Davies, too, can see common ground that both sides can stand on. He considers the origins of life and consciousness as neither the result of a Creator's hand nor "stupendously improbable accidents." He sees them simply as the natural result of the workings of the laws of nature.
Others find no room for accommodation. "I enjoy discussions, but what I would not like is some sort of synthesis of religion and science," Weinberg says. "I think that progress of humanity away from religion has generally been a healthy one, and I wouldn't want to see reconciliation. It's a progress that has been very largely driven by the expansion of science, and I wouldn't like us to give up that progress that we have made."
Smith sees his debates with Craig as carrying the day for science. "I say science implies atheism," he says. "They're desperately trying to say no, science implies theism."

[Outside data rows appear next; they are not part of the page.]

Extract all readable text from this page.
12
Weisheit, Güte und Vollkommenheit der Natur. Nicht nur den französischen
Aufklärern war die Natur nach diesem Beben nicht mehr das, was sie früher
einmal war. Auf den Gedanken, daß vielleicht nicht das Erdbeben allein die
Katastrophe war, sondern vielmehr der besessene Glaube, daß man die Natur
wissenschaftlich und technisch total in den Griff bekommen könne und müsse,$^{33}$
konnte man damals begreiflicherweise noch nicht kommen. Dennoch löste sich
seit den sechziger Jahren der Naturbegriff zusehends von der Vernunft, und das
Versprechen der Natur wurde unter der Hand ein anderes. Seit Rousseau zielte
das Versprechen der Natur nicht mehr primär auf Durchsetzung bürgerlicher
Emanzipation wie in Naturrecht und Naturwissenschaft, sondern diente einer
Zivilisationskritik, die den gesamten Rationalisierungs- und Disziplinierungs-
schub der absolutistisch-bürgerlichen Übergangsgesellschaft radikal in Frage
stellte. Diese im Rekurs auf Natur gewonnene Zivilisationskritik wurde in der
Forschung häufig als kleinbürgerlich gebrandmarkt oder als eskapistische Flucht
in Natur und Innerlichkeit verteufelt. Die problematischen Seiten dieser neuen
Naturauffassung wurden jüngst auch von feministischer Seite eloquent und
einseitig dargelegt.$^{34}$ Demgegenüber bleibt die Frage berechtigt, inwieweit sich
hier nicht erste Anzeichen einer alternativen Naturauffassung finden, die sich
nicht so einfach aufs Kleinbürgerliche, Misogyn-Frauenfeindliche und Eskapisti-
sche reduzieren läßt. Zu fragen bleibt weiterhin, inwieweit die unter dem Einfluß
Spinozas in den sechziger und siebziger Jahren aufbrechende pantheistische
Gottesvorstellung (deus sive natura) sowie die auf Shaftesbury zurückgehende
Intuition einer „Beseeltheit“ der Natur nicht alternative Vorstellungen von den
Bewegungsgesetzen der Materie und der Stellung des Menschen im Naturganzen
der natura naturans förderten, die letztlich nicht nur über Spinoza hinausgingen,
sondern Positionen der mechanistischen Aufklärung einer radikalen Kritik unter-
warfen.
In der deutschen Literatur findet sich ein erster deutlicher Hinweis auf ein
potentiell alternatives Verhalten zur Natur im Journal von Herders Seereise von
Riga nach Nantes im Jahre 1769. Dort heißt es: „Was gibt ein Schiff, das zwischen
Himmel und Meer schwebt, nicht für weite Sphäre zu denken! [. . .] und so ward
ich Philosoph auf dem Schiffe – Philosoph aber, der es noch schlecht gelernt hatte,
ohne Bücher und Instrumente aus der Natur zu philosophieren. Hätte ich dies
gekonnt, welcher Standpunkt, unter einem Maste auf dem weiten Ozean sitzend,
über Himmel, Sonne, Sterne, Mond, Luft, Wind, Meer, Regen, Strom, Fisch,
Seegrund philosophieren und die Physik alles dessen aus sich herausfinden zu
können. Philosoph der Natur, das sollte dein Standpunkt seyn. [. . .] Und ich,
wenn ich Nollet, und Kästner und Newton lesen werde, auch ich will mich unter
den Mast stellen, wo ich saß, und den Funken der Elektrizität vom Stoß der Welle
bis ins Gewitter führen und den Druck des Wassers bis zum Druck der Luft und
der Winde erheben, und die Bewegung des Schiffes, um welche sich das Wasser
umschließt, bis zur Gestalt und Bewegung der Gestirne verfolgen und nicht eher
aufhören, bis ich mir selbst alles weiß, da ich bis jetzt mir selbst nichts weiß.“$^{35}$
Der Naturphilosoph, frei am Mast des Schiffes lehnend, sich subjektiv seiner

He estimates that 10 percent of philosophers--"the best minds in their fields"-- believe in God. "Religion has had a big swing since the 1970s. [Theists] came up with brilliant arguments for theism. It used to be the tendency was to ignore them, but now more of them are becoming philosophers, and if you ignore them, they could become the majority. I'm trying to put my finger in the dike, to stop this onslaught of theism."
But the battle may never be won by either side.
"I cannot imagine any time now or in the future where a particular scientific discovery would either entirely negate religious sensibilities or entirely confirm them," Conway Morris says, "You could take the view that in the end religion is being constantly eroded by science, but that doesn't ring quite true, inasmuch as . . . these discussions refuse to die."